Before the pendulum clock was invented around middle of the seventeenth century people perceived time differently. Time was not something related to a periodic rhythm, but rather solar activity. If you asked somebody “what time is it now”, you’d get an answer like: “the sun is still very high, so I still have time to harvest my crops”.
This all have changed with the invention of the steam engine and eventually the rail road. Operation of the real road required more precise time coordination.
Co-ordination was essential to bring together supplies of raw materials, to organize workers and distribute their output. No point in having workers turn up at any old time, hoping that someone had brought in the cotton or wool to be processed, or hoping that someone had cleared yesterday’s output. Co-ordination was possible only by co-ordinating the time.
Factories demanded considerable time-management. Workers had to be woken by ‘knockers-up’; shifts needed to be measured by a factory clock.
As the industrial economy and its transportation network became more and more complex, bulky raw materials and finished products needed synchronized services from canal companies, mail coaches and, later, railways.
In our era the meaning of time has become different, but our perception is still lagging behind. Being on time is no longer relevant, what is more important is being ahead of time.
We have to ditch the old perception of time. If I was to choose a requiem song for it, I would go for Radio Ga Ga by Queen:
Listen to it: a rhythmic start, just like the industrial era time clockwork. In the background — Metropolis sequences, an apotheosis of industrial society with all its symbolism. And then slowly, but profoundly, paying tribute to the industrial time (Radio Ga Ga) and finally sending farewell to it. Watch the background sequence, read between the lines: it says loudly — the industrial time has to go.
The industrial time drags a lot of archaisms behind. Today industry and logistics is driven primarily by computers. Humans are no longer parts of the process, they are above it. And computers excel them at being right on time. It’s no longer productive to be at work at 9am and leave at 5pm, it is actually counterproductive, as we no longer produce material objects, we produce ideas, we discuss and share them and enter into computers.
Appointments are becoming irrelevant, because communication is universally available. Appointments are becoming irrelevant, because intent is more important than time. Appointments are becoming irrelevant, because we trade less material things than in the past. Appointments are becoming irrelevant, because logistics is so advanced nowadays, that it works like a huge continuous process.
Television on a fixed schedule is becoming obsolete. Radio on a fixed schedule is becoming obsolete. Radio is being replaced by Spotify and podcasts all on demand. Television is being replaced by on-demand services like Netflix, Youtube and ultimately, the Internet.
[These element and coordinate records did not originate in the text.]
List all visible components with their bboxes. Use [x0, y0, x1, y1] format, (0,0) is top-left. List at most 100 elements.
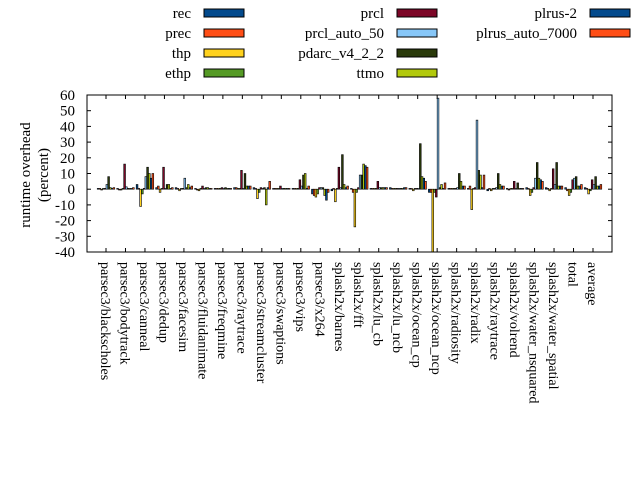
x-tick-label: parsec3/vips [292, 262, 307, 332]
y-tick-label: -40 [55, 245, 75, 261]
bar-plrus_auto_7000 [502, 185, 505, 190]
bar-plrus_auto_7000 [268, 181, 271, 190]
bar-ethp [316, 188, 319, 195]
bar-prcl [298, 179, 302, 190]
bar-thp [431, 188, 434, 253]
bar-ethp [569, 188, 573, 193]
bar-plrus_auto_7000 [365, 166, 369, 190]
bar-thp [353, 188, 357, 228]
x-tick-label: splash2x/volrend [506, 262, 521, 358]
bar-plrus_auto_7000 [249, 185, 252, 190]
bar-ttmo [440, 184, 443, 190]
bar-plrus_auto_7000 [541, 181, 544, 190]
bar-prcl [201, 185, 204, 190]
x-tick-label: parsec3/bodytrack [116, 262, 131, 365]
bar-prec [468, 185, 472, 190]
legend-label: prcl [361, 6, 384, 22]
legend-swatch [589, 28, 631, 38]
legend-entry: prcl_auto_50 [305, 26, 438, 42]
x-tick-label: splash2x/fft [350, 262, 365, 328]
legend-swatch [203, 8, 245, 18]
bar-pdarc_v4_2_2 [263, 187, 266, 190]
bar-plrus_auto_7000 [443, 182, 447, 190]
bar-prcl [337, 166, 341, 190]
bar-ttmo [459, 181, 463, 190]
bar-prcl [551, 168, 555, 190]
bar-prcl [123, 163, 126, 190]
x-tick-label: splash2x/radix [467, 262, 482, 344]
bar-plrus_auto_7000 [560, 185, 564, 190]
bar-ethp [258, 188, 261, 193]
bar-thp [197, 188, 201, 192]
bar-prec [546, 188, 550, 190]
x-tick-label: splash2x/lu_cb [370, 262, 385, 346]
bar-prcl [435, 188, 438, 198]
bar-ttmo [479, 174, 482, 190]
bar-plrus_auto_7000 [385, 187, 388, 190]
bar-prcl [279, 185, 282, 190]
bar-rec [350, 188, 353, 190]
legend-label: prec [165, 26, 191, 42]
bar-prcl [162, 166, 165, 190]
y-tick-label: 30 [60, 135, 75, 151]
bar-plrus_auto_7000 [326, 188, 330, 193]
bar-ttmo [304, 173, 307, 190]
bar-plrus_auto_7000 [599, 184, 603, 190]
x-tick-label: splash2x/radiosity [448, 262, 463, 364]
bar-prcl_auto_50 [183, 177, 186, 190]
bar-prcl_auto_50 [125, 186, 128, 190]
bar-prcl_auto_50 [436, 97, 440, 190]
legend-entry: prcl [361, 6, 438, 22]
x-tick-label: parsec3/streamcluster [253, 262, 268, 384]
legend-entry: ethp [165, 66, 245, 82]
bar-thp [178, 188, 181, 192]
x-tick-label: splash2x/water_nsquared [526, 262, 541, 404]
bar-pdarc_v4_2_2 [107, 176, 110, 190]
bar-plrus_auto_7000 [482, 174, 486, 190]
bar-pdarc_v4_2_2 [243, 173, 247, 190]
bar-ethp [355, 188, 358, 193]
x-tick-label: parsec3/fluidanimate [194, 262, 209, 379]
y-tick-label: 60 [60, 88, 75, 104]
bar-thp [412, 188, 415, 192]
x-tick-label: parsec3/raytrace [233, 262, 248, 354]
y-tick-label: -20 [55, 214, 75, 230]
x-tick-label: parsec3/dedup [155, 262, 170, 343]
bar-thp [548, 188, 551, 192]
bar-ttmo [187, 184, 190, 190]
bar-thp [158, 188, 162, 193]
legend-entry: plrus-2 [535, 6, 631, 22]
bar-thp [256, 188, 259, 199]
legend-label: prcl_auto_50 [305, 26, 384, 42]
bar-ttmo [342, 184, 346, 190]
x-tick-label: splash2x/ocean_ncp [428, 262, 443, 375]
bar-ethp [589, 188, 592, 192]
bar-pdarc_v4_2_2 [419, 143, 422, 190]
bar-plrus_auto_7000 [229, 188, 232, 190]
x-tick-label: parsec3/blackscholes [97, 262, 112, 380]
x-tick-label: total [565, 262, 580, 287]
bar-pdarc_v4_2_2 [594, 176, 597, 190]
legend-label: rec [173, 6, 192, 22]
bar-plrus_auto_7000 [346, 185, 349, 190]
bar-rec [194, 188, 197, 190]
legend-swatch [396, 8, 438, 18]
bar-plrus_auto_7000 [463, 185, 466, 190]
bars [96, 97, 603, 253]
bar-prec [98, 188, 102, 190]
bar-rec [486, 188, 489, 192]
bar-thp [100, 188, 103, 191]
bar-prec [527, 188, 530, 190]
plot-frame [86, 94, 613, 253]
x-axis-ticks: parsec3/blackscholes parsec3/bodytrack par… [97, 95, 599, 404]
legend-swatch [589, 8, 631, 18]
y-tick-label: -10 [55, 198, 75, 214]
bar-prec [157, 185, 160, 190]
bar-prec [410, 188, 413, 190]
bar-prec [176, 188, 179, 190]
x-tick-label: splash2x/water_spatial [545, 262, 560, 390]
bar-plrus_auto_7000 [404, 187, 408, 190]
x-tick-label: splash2x/barnes [331, 262, 346, 351]
bar-prcl_auto_50 [475, 119, 479, 190]
bar-plrus_auto_7000 [112, 187, 116, 190]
In the future without fixed time there still will be these anchor events like tornado or sport events, but everything else will be fluid and dynamic.
The time is becoming intuitive: it’s time to do something that I need to do when I feel like it is time to do it. Why? Because unless I feel like it is time, it is not cooked, it is not mature.
Our era is an era of event-driven time, it is the time when you don’t know what you are going to do apriori. Our era is an era of cruising in chaotic and unpredictable ocean of unknowns and finding your land. In this chaotic ocean everything might seem high-priority, because everything seems like a danger. When everything is high-priority the only way to get something done is to do what your intuition tells you. And this is the only way you can get ahead of time.
So, let’s welcome the intuitive time! Let’s welcome the time that is frustrating with its unpredictability, yet exciting with its opportunities!